(The Center Square) — If lawmakers want to slow the growth of the data centers in Virginia, they’ll likely have to change the tax incentive the state offers to the industry, according to a new report.
Staff from the legislative watchdog, the Joint Legislative Audit and Review Commission, presented to legislators their highly anticipated findings on the projected growth of the data center industry in Virginia and its expected impact on energy consumption, infrastructure and customer costs.
Data centers appear to be among the most contentious energy and environmental issues in the commonwealth. While they serve an essential role in modern life – housing all of the computing equipment and hardware that powers the internet, cloud computing and artificial intelligence – they’re massive, monolithic buildings that use disproportionate amounts of energy and generate a low-frequency hum that can bother nearby communities.
Northern Virginia already has the largest data center market in the world, comprising “13% of global operational capacity and 25% of capacity in the Americas,” – in part because of a strong fiber network and proximity to “the birthplace of the internet” and federal agencies, according to JLARC Project Leader Mark Gribbin.
Despite its dominant position in the global market, Virginia continues to court data centers, largely because they’ve become a “significant source of capital investment” ($24 billion in fiscal year 2023) and the local tax revenues they generate. One way it continues to attract the industry is through a sales and use tax exemption.
JLARC found that, in most cases, most of the economic benefits occur during construction. A data center’s construction can employ up to 1,500 people and use materials and resources made in Virginia. Once built, they typically employ about 50 people, though the jobs are relatively high-paying.
The commission also found that most economic benefits are concentrated in Northern Virginia.
“For relatively mature data center markets, revenues ranged from <1% to 31% of total revenues,” according to the report.
However, besides the aesthetic and noise objections from residents, the main problem data centers pose is the outsized strain they place on the grid. One hyperscale data center can use as much energy as 40,000 homes, and they’re essential to the AI boom.
To meet the unconstrained demand for data center growth in the commonwealth through 2040, Virginia would need to increase its in-state energy generation by 150% and its net imported energy by 150%, according to the commission.
The skyrocketing energy demand driven almost entirely by data centers, according to JLARC, is unprecedented.
“Virginia is experiencing the largest growth in power demand since the years following WWII. Power demand is growing more than 5% annually and will double in the next 15 years. That’s nearly 5 times more than the growth we experienced over the last 15 years,” spokesperson for Dominion Energy Aaron Ruby told The Center Square.
To meet just half of the unconstrained demand, Virginia would need to increase its in-state energy generation by 90% and its net imported energy by 55%.

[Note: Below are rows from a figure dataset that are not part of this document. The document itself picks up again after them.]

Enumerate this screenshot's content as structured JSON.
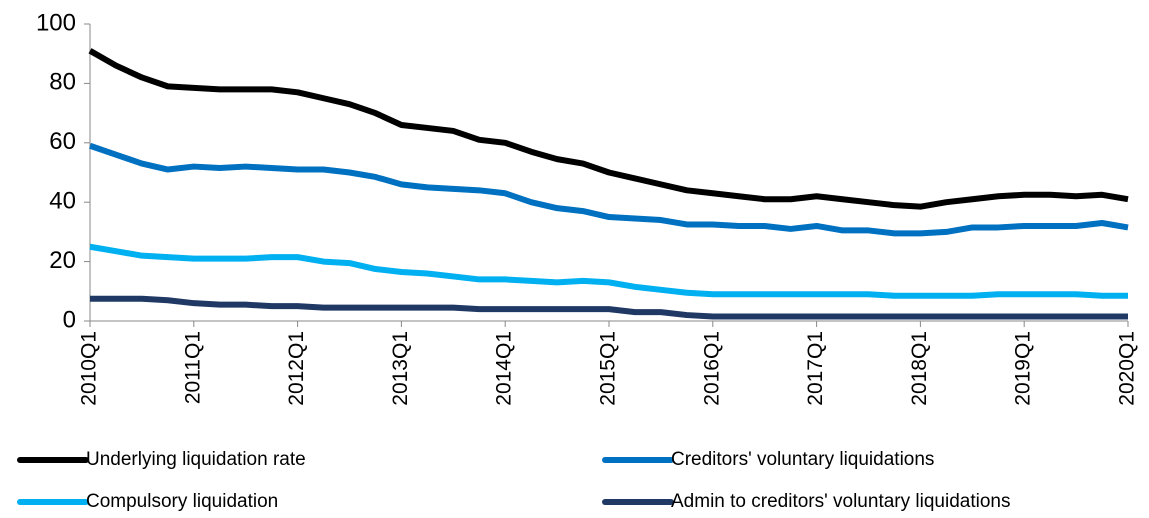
{
  "chart_data": {
    "type": "line",
    "categories": [
      "2010Q1",
      null,
      null,
      null,
      "2011Q1",
      null,
      null,
      null,
      "2012Q1",
      null,
      null,
      null,
      "2013Q1",
      null,
      null,
      null,
      "2014Q1",
      null,
      null,
      null,
      "2015Q1",
      null,
      null,
      null,
      "2016Q1",
      null,
      null,
      null,
      "2017Q1",
      null,
      null,
      null,
      "2018Q1",
      null,
      null,
      null,
      "2019Q1",
      null,
      null,
      null,
      "2020Q1"
    ],
    "series": [
      {
        "name": "Underlying liquidation rate",
        "color": "#000000",
        "values": [
          91,
          86,
          82,
          79,
          78.5,
          78,
          78,
          78,
          77,
          75,
          73,
          70,
          66,
          65,
          64,
          61,
          60,
          57,
          54.5,
          53,
          50,
          48,
          46,
          44,
          43,
          42,
          41,
          41,
          42,
          41,
          40,
          39,
          38.5,
          40,
          41,
          42,
          42.5,
          42.5,
          42,
          42.5,
          41
        ]
      },
      {
        "name": "Creditors' voluntary liquidations",
        "color": "#0070c0",
        "values": [
          59,
          56,
          53,
          51,
          52,
          51.5,
          52,
          51.5,
          51,
          51,
          50,
          48.5,
          46,
          45,
          44.5,
          44,
          43,
          40,
          38,
          37,
          35,
          34.5,
          34,
          32.5,
          32.5,
          32,
          32,
          31,
          32,
          30.5,
          30.5,
          29.5,
          29.5,
          30,
          31.5,
          31.5,
          32,
          32,
          32,
          33,
          31.5
        ]
      },
      {
        "name": "Compulsory liquidation",
        "color": "#00b0f0",
        "values": [
          25,
          23.5,
          22,
          21.5,
          21,
          21,
          21,
          21.5,
          21.5,
          20,
          19.5,
          17.5,
          16.5,
          16,
          15,
          14,
          14,
          13.5,
          13,
          13.5,
          13,
          11.5,
          10.5,
          9.5,
          9,
          9,
          9,
          9,
          9,
          9,
          9,
          8.5,
          8.5,
          8.5,
          8.5,
          9,
          9,
          9,
          9,
          8.5,
          8.5
        ]
      },
      {
        "name": "Admin to creditors' voluntary liquidations",
        "color": "#1f3864",
        "values": [
          7.5,
          7.5,
          7.5,
          7,
          6,
          5.5,
          5.5,
          5,
          5,
          4.5,
          4.5,
          4.5,
          4.5,
          4.5,
          4.5,
          4,
          4,
          4,
          4,
          4,
          4,
          3,
          3,
          2,
          1.5,
          1.5,
          1.5,
          1.5,
          1.5,
          1.5,
          1.5,
          1.5,
          1.5,
          1.5,
          1.5,
          1.5,
          1.5,
          1.5,
          1.5,
          1.5,
          1.5
        ]
      }
    ],
    "ylim": [
      0,
      100
    ],
    "yticks": [
      0,
      20,
      40,
      60,
      80,
      100
    ],
    "grid": false
  }
}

Complicating matters is that Virginia codified goals for retiring fossil fuel power plants and transitioning to solely renewables by 2050 in the Virginia Clean Economy Act of 2020. However, regardless of whether the state complies with the requirements of the VCEA or decides to amend it, supplying the needed increase in energy in the allotted time frame won’t be easy, according to the commission.
“Building enough infrastructure to meet unconstrained energy demand will be very difficult to achieve, with or without meeting the Virginia Clean Economy Act requirements,” JLARC wrote in its report. “Meeting half that demand is still difficult.”
Virginia has offered an exemption to its retail sales and use tax for data centers since 2010, which will expire in 2035. Many other states offer a similar incentive to the industry, according to JLARC, and industry higher-ups have said it plays a role in their decisions of where to build new data centers.
“Data center representatives unanimously reported that expiration of the exemption would negatively affect the state’s ability to attract new data centers and keep existing ones,” the commission wrote.
As a result, JLARC provided several recommendations of ways the General Assembly could potentially balance the industry’s growth in the commonwealth with meeting energy needs in the coming years.
The General Assembly could “allow the exemption to expire only in certain regions, like Northern Virginia,” “allow the full exemption to expire in 2035 (or end it before then) and apply a partial sales tax exemption until 2050,” as well as several other ways the exemption “could be modified to address energy, natural resource, historic resource, and residential impacts.”